Little, Brown is perhaps Boston's best example of a publisher seeking diversity. Besides editing general trade books, the firm prints juvenile books to reach the large number of children in the nations schools. Its law and medical texts have been consistent moneymakers, and the company has taken on the production and distribution functions of two of its sister publishing houses.
At 2 Park Street, around the corner from Little, Brown are the editorial offices of Houghton-Mifflin, whose trade division is headed by Paul Brooks '31. H. M. started as a book-store over a hundred years ago, joined with a printer, and, under a succession of names, has come down to the present as one of the most stable and respected publishers in the nation.
Part of this success has no doubt been due to the large scope of its textbook department. In addition, H. M. is the only Boston firm to own its own printing agency, the Riverside Press. Located on Memorial Drive in Cambridge, Riverside prints all of Houghton's books as well as a large number of books coming from other editorial desks. Lower on Beacon Hill and closer to the center of Boston than Little Brown, Houghton-Mifflin exudes a more worldly atmosphere than its consciously dignified rival.
The physical surroundings as well as the atmosphere of publishing change as one skirts the Common and walks to Ginn and Company in Park Square. Occupying almost a whole floor in one of the city's largest office buildings, Ginn is more a strictly commercial enterprise than its trade sisters. Consequently, it is better off financially. It publishes purely educational material, the bulk of which is directed toward elementary and secondary schools.
Since the primary emphasis of the grammar school text is to present expository material, much of which is totally unfamiliar to the student, textbook publishing demands a highly precise and clear style. It is the patient grinding of an educational tool. The material covered, too, must be such that it will fill a school's requirements in a determined amount of time. The process of preparing a text becomes a long one, often requiring the work of several years by one or more trained authors.

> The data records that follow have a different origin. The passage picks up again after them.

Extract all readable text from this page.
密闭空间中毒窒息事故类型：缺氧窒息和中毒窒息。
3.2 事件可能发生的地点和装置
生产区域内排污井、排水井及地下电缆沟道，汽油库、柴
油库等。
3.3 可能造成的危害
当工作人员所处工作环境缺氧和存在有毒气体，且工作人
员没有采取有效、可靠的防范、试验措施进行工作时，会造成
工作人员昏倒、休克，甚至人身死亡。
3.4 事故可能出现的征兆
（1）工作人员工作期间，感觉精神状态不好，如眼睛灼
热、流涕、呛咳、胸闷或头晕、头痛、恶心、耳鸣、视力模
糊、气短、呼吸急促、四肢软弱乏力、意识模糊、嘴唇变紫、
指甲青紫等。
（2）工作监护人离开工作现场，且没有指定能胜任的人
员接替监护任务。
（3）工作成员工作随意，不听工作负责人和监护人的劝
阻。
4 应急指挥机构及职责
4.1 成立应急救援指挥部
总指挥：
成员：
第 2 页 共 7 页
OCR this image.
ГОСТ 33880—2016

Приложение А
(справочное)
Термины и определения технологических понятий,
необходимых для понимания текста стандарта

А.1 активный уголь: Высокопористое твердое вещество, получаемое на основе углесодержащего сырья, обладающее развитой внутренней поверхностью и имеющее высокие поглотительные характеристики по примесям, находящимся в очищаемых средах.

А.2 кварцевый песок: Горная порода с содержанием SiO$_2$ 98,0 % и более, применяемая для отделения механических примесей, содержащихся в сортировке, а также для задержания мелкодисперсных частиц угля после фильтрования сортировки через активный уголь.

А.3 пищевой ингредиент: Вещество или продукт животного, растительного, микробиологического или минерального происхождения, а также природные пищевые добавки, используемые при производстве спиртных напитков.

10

Having produced a work of craftsmanship, the educational publisher becomes a powerful force in moulding outlook of a child. One series of books prepared by Ginn, D. C. Heath, or the somewhat smaller Allyn and Bacon can follow a child through as many as nine years of his education.
The trade publisher, the text book house, and the polemical press are all located in Boston. Their operations are on a small scale compared with the publishing activities of New York firms, but the influence, and often the quality, of their product is high.
People sometimes wonder why a publisher would want to be located in a city like Boston, notorious for its well-publicized censorship and stuffy morality. One editor summed up his answer by saying that in Boston he can take a long and objective view of the manuscript before him. "Away from the insularity of New York," he said, "the proximity to Madison Avenue's advertising agencies, and the 'faddishness' of the Big City, I can examine more carefully the ideas of an author. I can shut out the irrelavant and concentrate on what I am reading."